ThomThom had some code that did something similar by hilighting the bounds (perhaps not with the 30px offset.)

What would be the main purpose ?
(In addtion to better color highlight the oft hard to see dotted stipple outlines ?)

But WHEN and WHAT ?

  • Would it be the parent and ancestor contexts that should be “offset highlighted” ?
    (Ie, when you double click to enter a context the model selection is cleared and empty, but there is no empty check in the sample code given. As you drill down into a hierarchy, the grandparent contexts are still “offset highlighted” but get dimmer.)

  • Or is it the objects in the current context that would be “offset highlighted” as they are added to the selection ?
    (Ie, It may look a bit weird when individual edges are “offset highlighted”, etc.)

This was really just a test. I wanted to know if I could replicate the padding SketchUp used for its box. I was interested in whether it could be used to highlight the center of mass by having lines extend from it along the coordinate axes and have them stop at some appropriate distance. It didn’t look very compelling though so I went for just drawing a cross to the model.

This little script has no practical purpose though. It merely illustrates the power of pixels_to_model.

It DOES actually have purpose. I use a scene with dark background when modeling, and the edit context boxes are very hard to see.

The edit context box does not adjust it’s color from the style’s edge color.
The edit context front dotted lines have a hard set near black color, RGB(66,66,66), and the back lines are hard set to about RGB(196,196,196).

If you happen to set the modeling background to RGB(66,66,66), the front lines become invisible.
Even when set to full black (as I usually do) the front lines are extremely hard to see.

If you happen to set the modeling background to RGB(196,196,196) then the edit context’s back lines become invisible.

So this concept could overcome this “issue” until color control is added into the style properties. (This would mean the first option I gave above.)

1 Like

But it can only be used within your own tool while it is active.
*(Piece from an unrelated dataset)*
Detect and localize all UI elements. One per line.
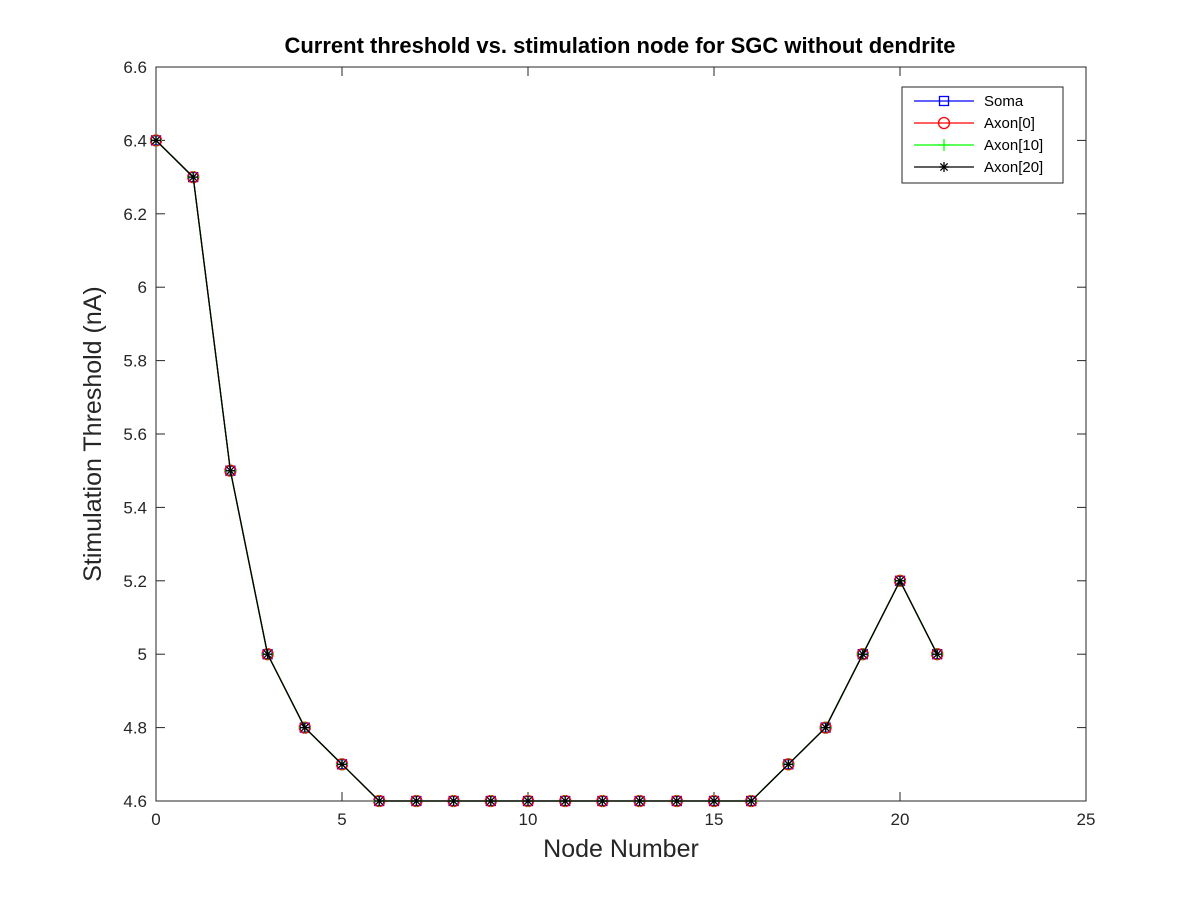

We discussed drawing on the view without needing our tool to be active. Developers would be able to enhance the viewport (draw sky domes, virtual entity types, enhanced shadows and other effects). All what we can draw vanishes when the tool is deselected.

2 Likes

And analyses like solid inspection could be done without activating a “quasi” tool. To a user it makes quite little sense to have tools that don’t react to mouse clicks.

2 Likes

+1
2345

BLOOP! (burst my bubble) Well, dang yea missed that. :frowning_face:

Well it is a nice idea but I can’t see it becoming high enough on the priority list to ever be implemented.


I’ll file a FR to control the context lines color and stipple via style. It likely has a better chance, but I don’t think I have the patience any more to wait for it.